Исследователи психопатии выяснили, что неблагоприятный детский опыт – конфликты между родителями и насилие в семье – может вызывать реактивную черствость, схожую со вторичной психопатией. Это не эмоциональная глухота, отличающая первичных психопатов; это адаптация к враждебной среде. Она приобретенная. К ней могут добавляться неусидчивость, импульсивность и антисоциальное поведение, а также отсутствие эмпатии. Затем, если криминальное партнерство на более поздней стадии жизни провоцирует такой же эмоциональный стресс, человек может вернуться к защитным стратегиям, усвоенным в детстве. Черствость помогает ему проживать тяжелые времена. Если преступник вознаграждает такое поведение, сообщник может стать еще более бесчувственным. Когда Брукс или Хенли подчинялись Корллу, он их вознаграждал. Если не подчинялись, он попрекал их, кричал и лишал своего одобрения. Он растил в них эту бесчувственность.

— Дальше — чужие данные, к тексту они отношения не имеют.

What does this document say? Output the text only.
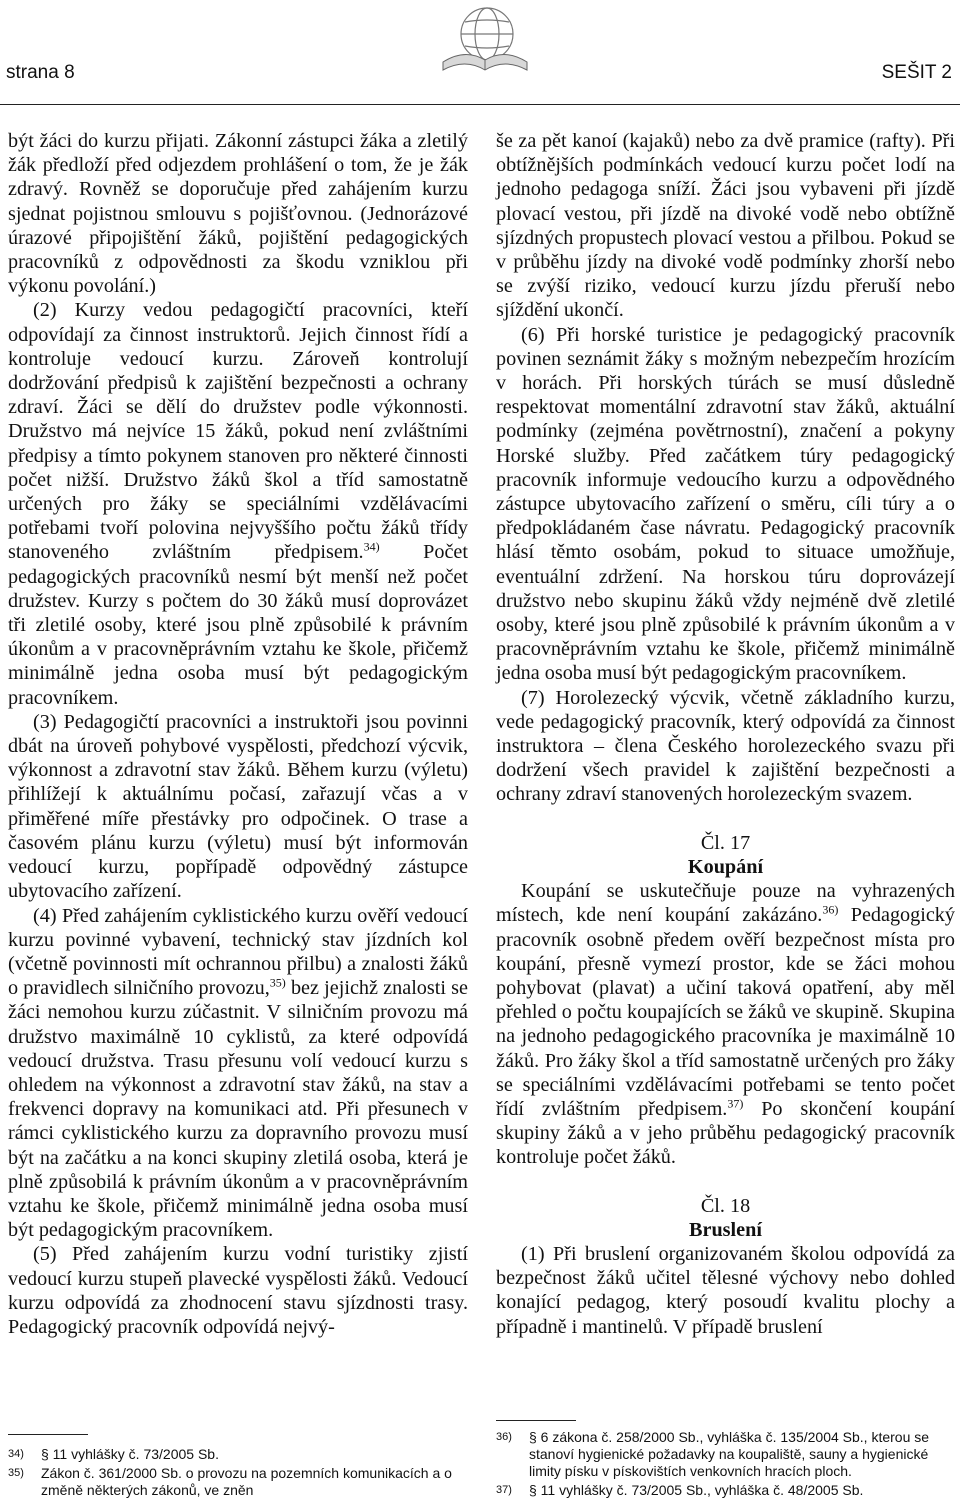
strana 8	SEŠIT 2

být žáci do kurzu přijati. Zákonní zástupci žáka a zletilý žák předloží před odjezdem prohlášení o tom, že je žák zdravý. Rovněž se doporučuje před zahájením kurzu sjednat pojistnou smlouvu s pojišťovnou. (Jednorázové úrazové připojištění žáků, pojištění pedagogických pracovníků z odpovědnosti za škodu vzniklou při výkonu povolání.)

(2) Kurzy vedou pedagogičtí pracovníci, kteří odpovídají za činnost instruktorů. Jejich činnost řídí a kontroluje vedoucí kurzu. Zároveň kontrolují dodržování předpisů k zajištění bezpečnosti a ochrany zdraví. Žáci se dělí do družstev podle výkonnosti. Družstvo má nejvíce 15 žáků, pokud není zvláštními předpisy a tímto pokynem stanoven pro některé činnosti počet nižší. Družstvo žáků škol a tříd samostatně určených pro žáky se speciálními vzdělávacími potřebami tvoří polovina nejvyššího počtu žáků třídy stanoveného zvláštním předpisem.$^{34)}$ Počet pedagogických pracovníků nesmí být menší než počet družstev. Kurzy s počtem do 30 žáků musí doprovázet tři zletilé osoby, které jsou plně způsobilé k právním úkonům a v pracovněprávním vztahu ke škole, přičemž minimálně jedna osoba musí být pedagogickým pracovníkem.

(3) Pedagogičtí pracovníci a instruktoři jsou povinni dbát na úroveň pohybové vyspělosti, předchozí výcvik, výkonnost a zdravotní stav žáků. Během kurzu (výletu) přihlížejí k aktuálnímu počasí, zařazují včas a v přiměřené míře přestávky pro odpočinek. O trase a časovém plánu kurzu (výletu) musí být informován vedoucí kurzu, popřípadě odpovědný zástupce ubytovacího zařízení.

(4) Před zahájením cyklistického kurzu ověří vedoucí kurzu povinné vybavení, technický stav jízdních kol (včetně povinnosti mít ochrannou přilbu) a znalosti žáků o pravidlech silničního provozu,$^{35)}$ bez jejichž znalosti se žáci nemohou kurzu zúčastnit. V silničním provozu má družstvo maximálně 10 cyklistů, za které odpovídá vedoucí družstva. Trasu přesunu volí vedoucí kurzu s ohledem na výkonnost a zdravotní stav žáků, na stav a frekvenci dopravy na komunikaci atd. Při přesunech v rámci cyklistického kurzu za dopravního provozu musí být na začátku a na konci skupiny zletilá osoba, která je plně způsobilá k právním úkonům a v pracovněprávním vztahu ke škole, přičemž minimálně jedna osoba musí být pedagogickým pracovníkem.

(5) Před zahájením kurzu vodní turistiky zjistí vedoucí kurzu stupeň plavecké vyspělosti žáků. Vedoucí kurzu odpovídá za zhodnocení stavu sjízdnosti trasy. Pedagogický pracovník odpovídá nejvý-

še za pět kanoí (kajaků) nebo za dvě pramice (rafty). Při obtížnějších podmínkách vedoucí kurzu počet lodí na jednoho pedagoga sníží. Žáci jsou vybaveni při jízdě plovací vestou, při jízdě na divoké vodě nebo obtížně sjízdných propustech plovací vestou a přilbou. Pokud se v průběhu jízdy na divoké vodě podmínky zhorší nebo se zvýší riziko, vedoucí kurzu jízdu přeruší nebo sjíždění ukončí.

(6) Při horské turistice je pedagogický pracovník povinen seznámit žáky s možným nebezpečím hrozícím v horách. Při horských túrách se musí důsledně respektovat momentální zdravotní stav žáků, aktuální podmínky (zejména povětrnostní), značení a pokyny Horské služby. Před začátkem túry pedagogický pracovník informuje vedoucího kurzu a odpovědného zástupce ubytovacího zařízení o směru, cíli túry a o předpokládaném čase návratu. Pedagogický pracovník hlásí těmto osobám, pokud to situace umožňuje, eventuální zdržení. Na horskou túru doprovázejí družstvo nebo skupinu žáků vždy nejméně dvě zletilé osoby, které jsou plně způsobilé k právním úkonům a v pracovněprávním vztahu ke škole, přičemž minimálně jedna osoba musí být pedagogickým pracovníkem.

(7) Horolezecký výcvik, včetně základního kurzu, vede pedagogický pracovník, který odpovídá za činnost instruktora – člena Českého horolezeckého svazu při dodržení všech pravidel k zajištění bezpečnosti a ochrany zdraví stanovených horolezeckým svazem.

Čl. 17

Koupání

Koupání se uskutečňuje pouze na vyhrazených místech, kde není koupání zakázáno.$^{36)}$ Pedagogický pracovník osobně předem ověří bezpečnost místa pro koupání, přesně vymezí prostor, kde se žáci mohou pohybovat (plavat) a učiní taková opatření, aby měl přehled o počtu koupajících se žáků ve skupině. Skupina na jednoho pedagogického pracovníka je maximálně 10 žáků. Pro žáky škol a tříd samostatně určených pro žáky se speciálními vzdělávacími potřebami se tento počet řídí zvláštním předpisem.$^{37)}$ Po skončení koupání skupiny žáků a v jeho průběhu pedagogický pracovník kontroluje počet žáků.

Čl. 18

Bruslení

(1) Při bruslení organizovaném školou odpovídá za bezpečnost žáků učitel tělesné výchovy nebo dohled konající pedagog, který posoudí kvalitu plochy a případně i mantinelů. V případě bruslení

34) § 11 vyhlášky č. 73/2005 Sb.
35) Zákon č. 361/2000 Sb. o provozu na pozemních komunikacích a o změně některých zákonů, ve zněn
36) § 6 zákona č. 258/2000 Sb., vyhláška č. 135/2004 Sb., kterou se stanoví hygienické požadavky na koupaliště, sauny a hygienické limity písku v pískovištích venkovních hracích ploch.
37) § 11 vyhlášky č. 73/2005 Sb., vyhláška č. 48/2005 Sb.
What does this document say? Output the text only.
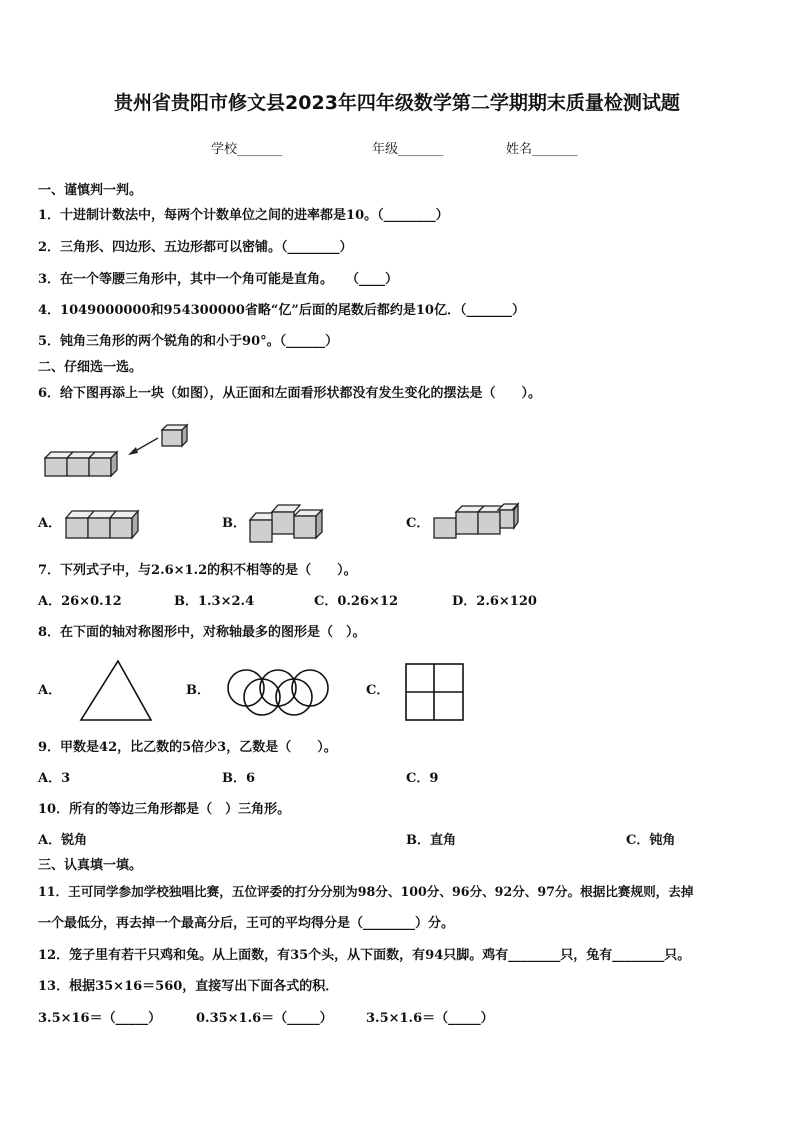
贵州省贵阳市修文县2023年四年级数学第二学期期末质量检测试题
学校_______	年级_______	姓名_______
一、谨慎判一判。
1．十进制计数法中，每两个计数单位之间的进率都是10。（________）
2．三角形、四边形、五边形都可以密铺。（________）
3．在一个等腰三角形中，其中一个角可能是直角。　　（____）
4．1049000000和954300000省略“亿”后面的尾数后都约是10亿．（_______）
5．钝角三角形的两个锐角的和小于90°。（______）
二、仔细选一选。
6．给下图再添上一块（如图），从正面和左面看形状都没有发生变化的摆法是（　　）。
A．	B．	C．
7．下列式子中，与2.6×1.2的积不相等的是（　　）。
A．26×0.12	B．1.3×2.4	C．0.26×12	D．2.6×120
8．在下面的轴对称图形中，对称轴最多的图形是（　）。
A．	B．	C．
9．甲数是42，比乙数的5倍少3，乙数是（　　）。
A．3	B．6	C．9
10．所有的等边三角形都是（　）三角形。
A．锐角	B．直角	C．钝角
三、认真填一填。
11．王可同学参加学校独唱比赛，五位评委的打分分别为98分、100分、96分、92分、97分。根据比赛规则，去掉
一个最低分，再去掉一个最高分后，王可的平均得分是（________）分。
12．笼子里有若干只鸡和兔。从上面数，有35个头，从下面数，有94只脚。鸡有________只，兔有________只。
13．根据35×16＝560，直接写出下面各式的积．
3.5×16＝（_____）	0.35×1.6＝（_____）	3.5×1.6＝（_____）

Семья Брукса обращалась с ним как с расходным материалом; неудивительно, что он точно так же относился к подросткам, которых приводил к Корллу. Он чувствовал себя униженным, поэтому повышал свою самооценку, унижая других. У Хенли тоже был отец, который его унижал и даже стрелял в него (а позднее пытался убить другого человека). Хенли испытывал смешанные чувства к мужчине, в честь которого его назвали. Он подавлял других, якобы готовясь дать отпор отцу, и тем самым усиливал свой неразрешимый внутренний конфликт. Как упоминалось ранее, он сказал полицейскому, который его допрашивал: «Будь у вас отец, который в вас стреляет, вы бы и не такое сделали».
Подобная черствость формируется с целью существования – даже выживания – в определенном наборе обстоятельств. Путем незначительных психологических капитуляций уязвимая личность сохраняет часть своей былой идентичности. Это все равно что сидеть в шлюпке, медленно дрейфующей от берега; кажется, что в любой момент можешь вернуться… пока не становится поздно. Даже сознавая, что идут на компромисс, люди стараются не придавать этому значения или как-то оправдывать. «Когда я был с Дином Корллом, возникало чувство, будто я смотрю на мир сквозь подзорную трубу, – сказал Хенли в одном из интервью. – Все было нереальное, искаженное. Я испытывал странную смесь противоречащих друг другу чувств. Я его боялся. Думал, он больной, и в то же время хотел нравиться ему. Хотел, чтобы он мной гордился».